Metallic Hydrogen sample created by Harvard University research team has disappeared mysteriously from the lab. Harvard researchers created first ever sample of metallic hydrogen last month. Metallic hydrogen showcases superconductivity and scientists have been working on producing it for the last eight decades. In year 1935, physicists Eugene Wigner and Hillard Bell Huntington claimed that hydrogen could exist in metallic form under high pressure. Harvard research team was able to produce metallic hydrogen by squeezing it between two diamonds.

The sample produced by Harvard researchers was extremely thin, measuring in microns. The research team cooled hydrogen just below -430 degrees Fahrenheit.

New reports suggest that the metallic hydrogen sample has disappeared or degraded. The micron-thin sample was kept in a diamond vice at absolute zero temperature.

Isaac Silvera, a physicist working on the project, informed, "When you start out at very low pressure, the two atoms in the molecule are very close together. And the molecules themselves are very, very far apart. And finally, they get so close that a proton in one molecule can't decide ‘should I stay bonded to this other one, or should I bond with my neighbor?"

Talking about disappearing act, Silvera said, “It's either someplace at room pressure, very small, or it just turned back into a gas.”

"This disappearance doesn't say anything about the validity of the sample. Anyone who does high pressure works knows that you have failures like this," Silvera added.

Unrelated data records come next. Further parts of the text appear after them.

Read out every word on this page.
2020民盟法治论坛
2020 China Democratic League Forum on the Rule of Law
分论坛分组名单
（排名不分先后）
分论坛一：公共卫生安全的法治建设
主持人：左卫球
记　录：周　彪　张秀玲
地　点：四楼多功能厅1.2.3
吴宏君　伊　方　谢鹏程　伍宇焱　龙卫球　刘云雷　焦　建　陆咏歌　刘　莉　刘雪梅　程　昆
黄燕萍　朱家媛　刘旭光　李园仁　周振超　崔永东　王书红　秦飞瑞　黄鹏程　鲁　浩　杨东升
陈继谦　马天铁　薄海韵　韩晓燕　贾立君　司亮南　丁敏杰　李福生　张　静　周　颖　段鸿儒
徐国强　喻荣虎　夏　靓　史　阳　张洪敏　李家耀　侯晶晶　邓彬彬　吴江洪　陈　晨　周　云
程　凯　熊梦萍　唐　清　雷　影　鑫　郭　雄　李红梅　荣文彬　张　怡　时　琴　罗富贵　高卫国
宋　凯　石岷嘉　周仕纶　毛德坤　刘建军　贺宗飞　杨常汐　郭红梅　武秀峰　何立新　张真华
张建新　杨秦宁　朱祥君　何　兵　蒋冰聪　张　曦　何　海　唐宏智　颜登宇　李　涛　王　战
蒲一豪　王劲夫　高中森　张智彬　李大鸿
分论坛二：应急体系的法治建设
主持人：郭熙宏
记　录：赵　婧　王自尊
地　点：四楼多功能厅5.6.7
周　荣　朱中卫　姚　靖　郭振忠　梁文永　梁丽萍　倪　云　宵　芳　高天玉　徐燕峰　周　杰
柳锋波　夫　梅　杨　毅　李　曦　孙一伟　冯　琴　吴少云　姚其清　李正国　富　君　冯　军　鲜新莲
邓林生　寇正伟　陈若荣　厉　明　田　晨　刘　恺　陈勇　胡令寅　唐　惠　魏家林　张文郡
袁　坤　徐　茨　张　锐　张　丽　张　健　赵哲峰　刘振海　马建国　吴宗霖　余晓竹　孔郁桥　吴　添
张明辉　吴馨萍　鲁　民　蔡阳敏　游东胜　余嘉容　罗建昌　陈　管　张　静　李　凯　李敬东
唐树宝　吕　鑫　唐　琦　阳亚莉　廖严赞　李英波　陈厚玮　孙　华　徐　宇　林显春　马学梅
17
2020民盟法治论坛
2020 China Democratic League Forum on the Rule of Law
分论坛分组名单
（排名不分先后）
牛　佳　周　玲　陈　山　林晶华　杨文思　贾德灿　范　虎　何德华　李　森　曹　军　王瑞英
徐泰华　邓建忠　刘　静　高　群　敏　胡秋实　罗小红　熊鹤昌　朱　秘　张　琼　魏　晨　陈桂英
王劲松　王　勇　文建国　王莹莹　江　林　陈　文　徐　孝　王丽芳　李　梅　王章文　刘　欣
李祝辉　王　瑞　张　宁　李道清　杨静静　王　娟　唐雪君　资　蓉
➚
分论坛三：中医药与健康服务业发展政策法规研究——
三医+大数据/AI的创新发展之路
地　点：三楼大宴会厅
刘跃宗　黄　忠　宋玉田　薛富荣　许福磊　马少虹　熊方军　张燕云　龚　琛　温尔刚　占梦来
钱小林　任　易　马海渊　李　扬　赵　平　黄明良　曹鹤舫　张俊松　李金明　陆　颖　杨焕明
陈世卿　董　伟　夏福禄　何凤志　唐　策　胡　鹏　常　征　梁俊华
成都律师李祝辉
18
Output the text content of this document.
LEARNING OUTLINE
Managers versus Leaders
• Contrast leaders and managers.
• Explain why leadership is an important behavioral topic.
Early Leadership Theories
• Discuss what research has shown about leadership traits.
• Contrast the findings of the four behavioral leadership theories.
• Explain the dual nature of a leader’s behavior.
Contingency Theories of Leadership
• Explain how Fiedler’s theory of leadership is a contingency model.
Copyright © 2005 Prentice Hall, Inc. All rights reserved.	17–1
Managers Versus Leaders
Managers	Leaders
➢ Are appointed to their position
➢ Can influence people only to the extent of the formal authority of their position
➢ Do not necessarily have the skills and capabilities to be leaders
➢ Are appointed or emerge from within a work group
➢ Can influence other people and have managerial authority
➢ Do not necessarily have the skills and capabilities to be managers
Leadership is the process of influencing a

Silvera and his research partner Ranga Dias said that they are working on recreating the experiment to produce metallic hydrogen once again.

As per Tech Times report, “Silvera and Dias are confident about their work and even urged other teams to try to reproduce the experiment as they have already shown how they achieved the high pressures and material in the lab.”

They tested the sample’s reflective properties, and according to Silvera, it passed with flying colors: “It's not enough to measure reflection at one wavelength or one color of light. But we measured from the green, blue, red and into the infrared. And we find exactly the behavior that you would expect for a metal.”

Right now, the speck-sized sample remains under high pressure in its diamond vice. But a number of beguiling predictions have been made about metallic hydrogen’s properties, and Rivera is excited to eventually test them. For one, it’s thought that metallic hydrogen could be metastable.